Used the https://github.com/NVIDIA/TensorRT-Model-Optimizer/blob/main/docker/build.sh to build docker, and inside the docker docker.io/library/modelopt_examples:latest , still the same:

[07/04/2024-01:11:32] [I] TensorRT version: 10.0.1
[07/04/2024-01:11:32] [I] Loading standard plugins
[07/04/2024-01:11:32] [I] Loading supplied plugin library: /workspace/examples/plugins/bin/groupNormPlugin.so
trtexec: symbol lookup error: /workspace/examples/plugins/bin/groupNormPlugin.so: undefined symbol: getPluginRegistry

Some env


xxx:/local/TensorRT-Model-Optimizer/diffusers/quantization# echo $TRT_LIBPATH
/usr/local/lib/python3.10/dist-packages/tensorrt_libs

xxx:/local/TensorRT-Model-Optimizer/diffusers/quantization# echo $LD_LIBRARY_PATH
/usr/local/lib/python3.10/dist-packages/tensorrt_libs:/usr/local/nvidia/lib:/usr/local/nvidia/lib64

xxx:/local/TensorRT-Model-Optimizer/diffusers/quantization# ls /usr/local/lib/python3.10/dist-packages/tensorrt_libs
__init__.py  __pycache__  libfp8convkernel.so  libnvinfer.so  libnvinfer.so.10  libnvinfer_builder_resource.so.10.1.0  libnvinfer_plugin.so.10  libnvonnxparser.so.10

xxx:/local/TensorRT-Model-Optimizer/diffusers/quantization# ls /workspace/examples/plugins/bin/groupNormPlugin.so
/workspace/examples/plugins/bin/groupNormPlugin.so

xxx:/local/TensorRT-Model-Optimizer/diffusers/quantization# grep -n -R --include="*.so"  "getPluginRegistry" /workspace/examples/plugins/bin/
grep: /workspace/examples/plugins/bin/groupNormPlugin.so: binary file matches
grep: /workspace/examples/plugins/bin/FP8Conv2DPlugin.so: binary file matches

xxx:/local/TensorRT-Model-Optimizer/diffusers/quantization# grep -n -R --include="*.so"  "getPluginRegistry" /usr/local/lib/python3.10/dist-packages/tensorrt_libs
grep: /usr/local/lib/python3.10/dist-packages/tensorrt_libs/libnvinfer.so: binary file matches
Edwardf0t1 commented 2 months ago

Unfortunately we cannot reproduce this error. We will have a new release next Wednesday. Please stay tuned for the new version.
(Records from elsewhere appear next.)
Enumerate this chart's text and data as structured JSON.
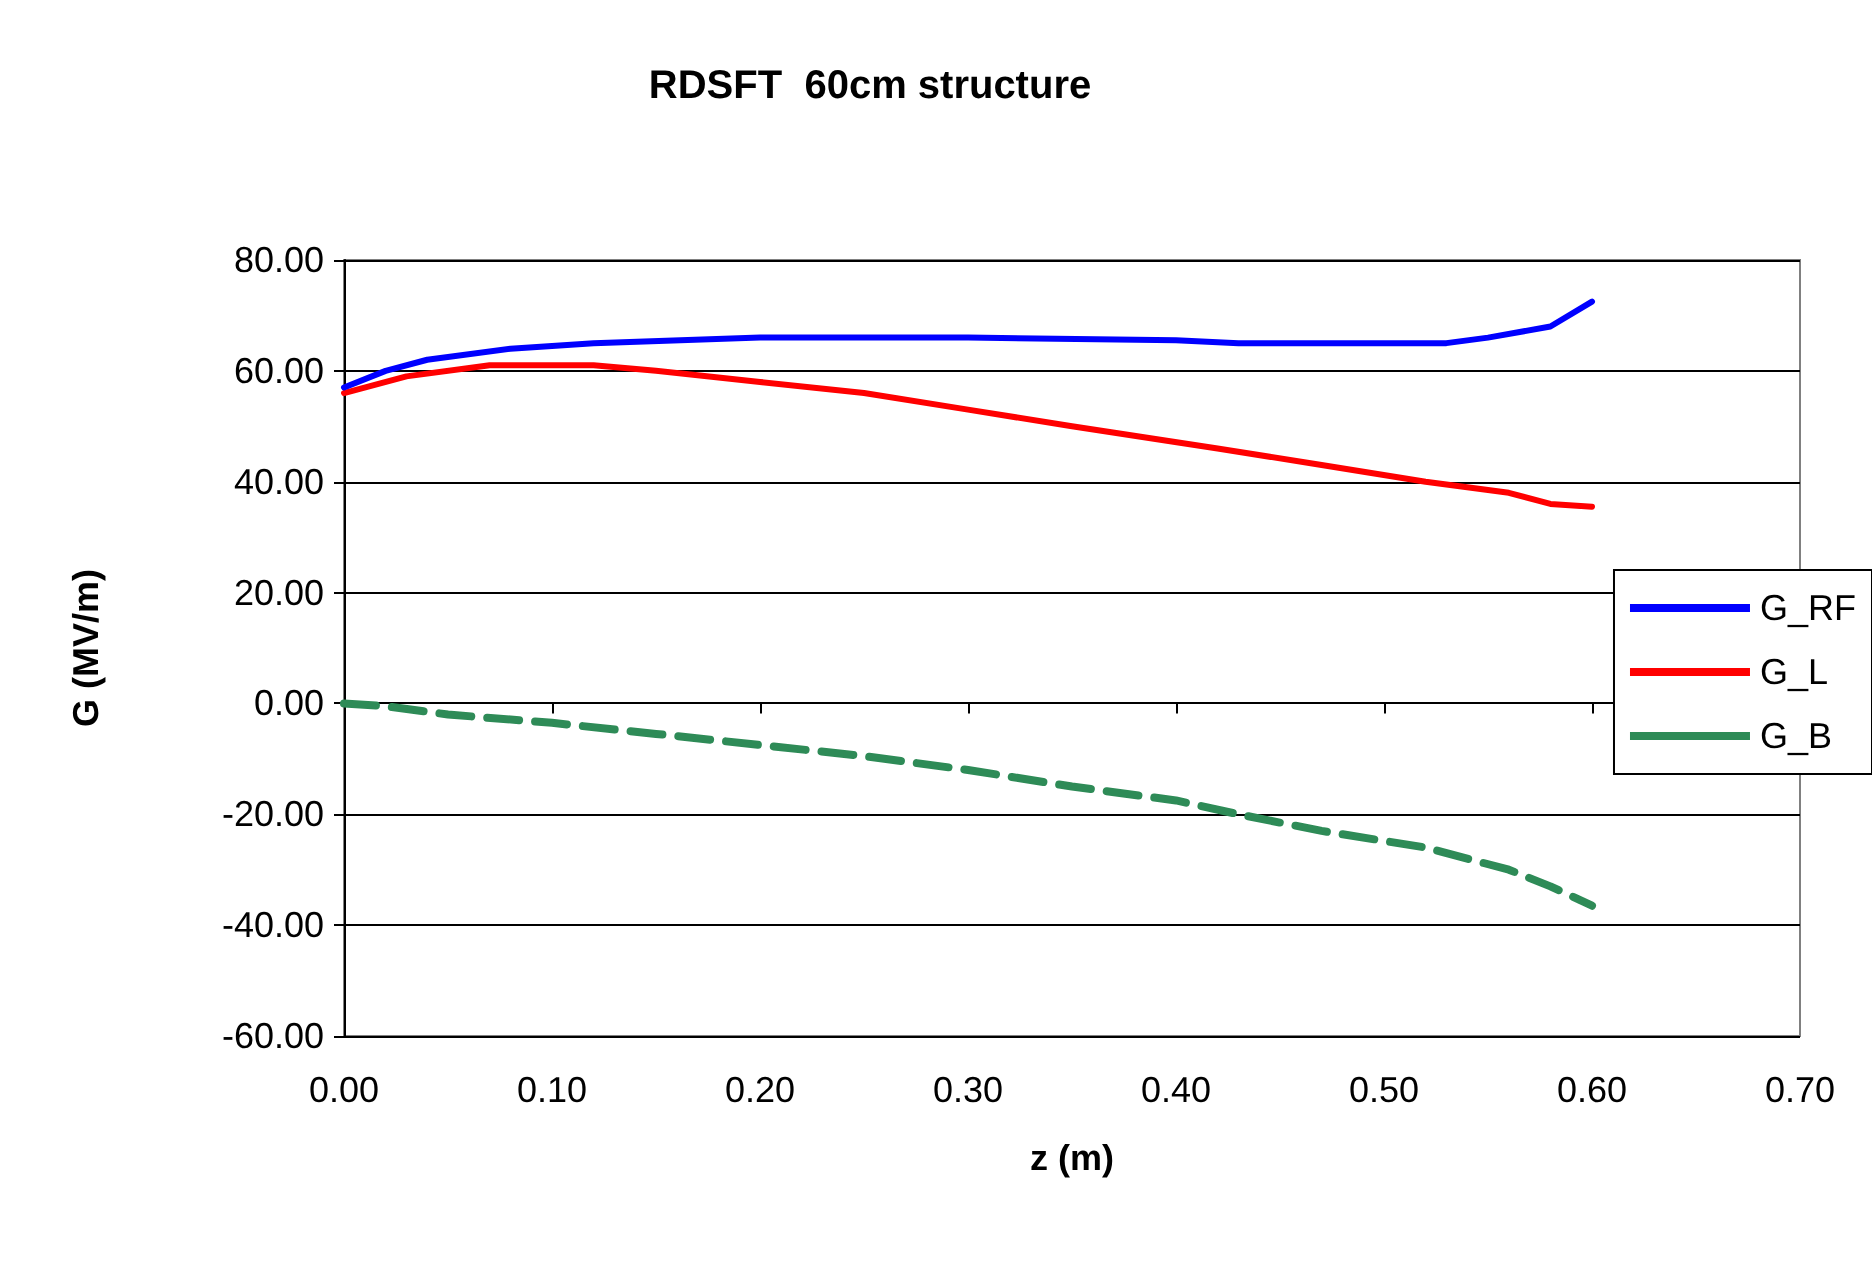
{
  "chart_data": {
    "type": "line",
    "title": "RDSFT  60cm structure",
    "xlabel": "z (m)",
    "ylabel": "G (MV/m)",
    "xlim": [
      0,
      0.7
    ],
    "ylim": [
      -60,
      80
    ],
    "xticks": [
      {
        "value": 0,
        "label": "0.00"
      },
      {
        "value": 0.1,
        "label": "0.10"
      },
      {
        "value": 0.2,
        "label": "0.20"
      },
      {
        "value": 0.3,
        "label": "0.30"
      },
      {
        "value": 0.4,
        "label": "0.40"
      },
      {
        "value": 0.5,
        "label": "0.50"
      },
      {
        "value": 0.6,
        "label": "0.60"
      },
      {
        "value": 0.7,
        "label": "0.70"
      }
    ],
    "yticks": [
      {
        "value": -60,
        "label": "-60.00"
      },
      {
        "value": -40,
        "label": "-40.00"
      },
      {
        "value": -20,
        "label": "-20.00"
      },
      {
        "value": 0,
        "label": "0.00"
      },
      {
        "value": 20,
        "label": "20.00"
      },
      {
        "value": 40,
        "label": "40.00"
      },
      {
        "value": 60,
        "label": "60.00"
      },
      {
        "value": 80,
        "label": "80.00"
      }
    ],
    "grid": "y",
    "legend": "right",
    "marker": "none",
    "x": [
      0,
      0.02,
      0.04,
      0.08,
      0.12,
      0.2,
      0.3,
      0.4,
      0.43,
      0.53,
      0.55,
      0.58,
      0.6
    ],
    "series": [
      {
        "name": "G_RF",
        "color": "#0000ff",
        "line_style": "solid",
        "values": [
          57,
          60,
          62,
          64,
          65,
          66,
          66,
          65.5,
          65,
          65,
          66,
          68,
          72.5
        ]
      },
      {
        "name": "G_L",
        "color": "#ff0000",
        "line_style": "solid",
        "x": [
          0,
          0.03,
          0.07,
          0.12,
          0.15,
          0.2,
          0.25,
          0.3,
          0.35,
          0.42,
          0.47,
          0.52,
          0.56,
          0.58,
          0.6
        ],
        "values": [
          56,
          59,
          61,
          61,
          60,
          58,
          56,
          53,
          50,
          46,
          43,
          40,
          38,
          36,
          35.5
        ]
      },
      {
        "name": "G_B",
        "color": "#2e8b57",
        "line_style": "dashed",
        "x": [
          0,
          0.02,
          0.05,
          0.1,
          0.15,
          0.2,
          0.25,
          0.3,
          0.35,
          0.4,
          0.43,
          0.47,
          0.52,
          0.56,
          0.58,
          0.6
        ],
        "values": [
          0,
          -0.5,
          -2,
          -3.5,
          -5.5,
          -7.5,
          -9.5,
          -12,
          -15,
          -17.5,
          -20,
          -23,
          -26,
          -30,
          -33,
          -36.5
        ]
      }
    ]
  }
}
songh11 commented 2 months ago

Thanks for reporting the issue.

If not using the default docker, please check that groupNormPlugin.so is built correctly and all dependent libraries are on the correct path, e.g.,

  • Follow readme:

Before building, update the addresses of "TRT" and "CUDA" according to your environment in file plugins/Makefile.config

  • Check TRT_LIBPATH, e.g., in our dockerfile, TRT_LIBPATH=/usr/local/lib/python3.10/dist-packages/tensorrt_libs

I had the same problem, and set TRT_LIBPATH can solve it.

chrjxj commented 2 months ago

please close.

i guess, the root cause is: in the prebuild docker image, FP8Conv2DPlugin.so and groupNormPlugin.so in /workspace/examples/plugins/bin/ folder missed the symbol (didn't link to lib) during the build time. after i set TRT_LIBPATH=/usr/local/lib/python3.10/dist-packages/tensorrt_libs and re-build those plugs, it works fine.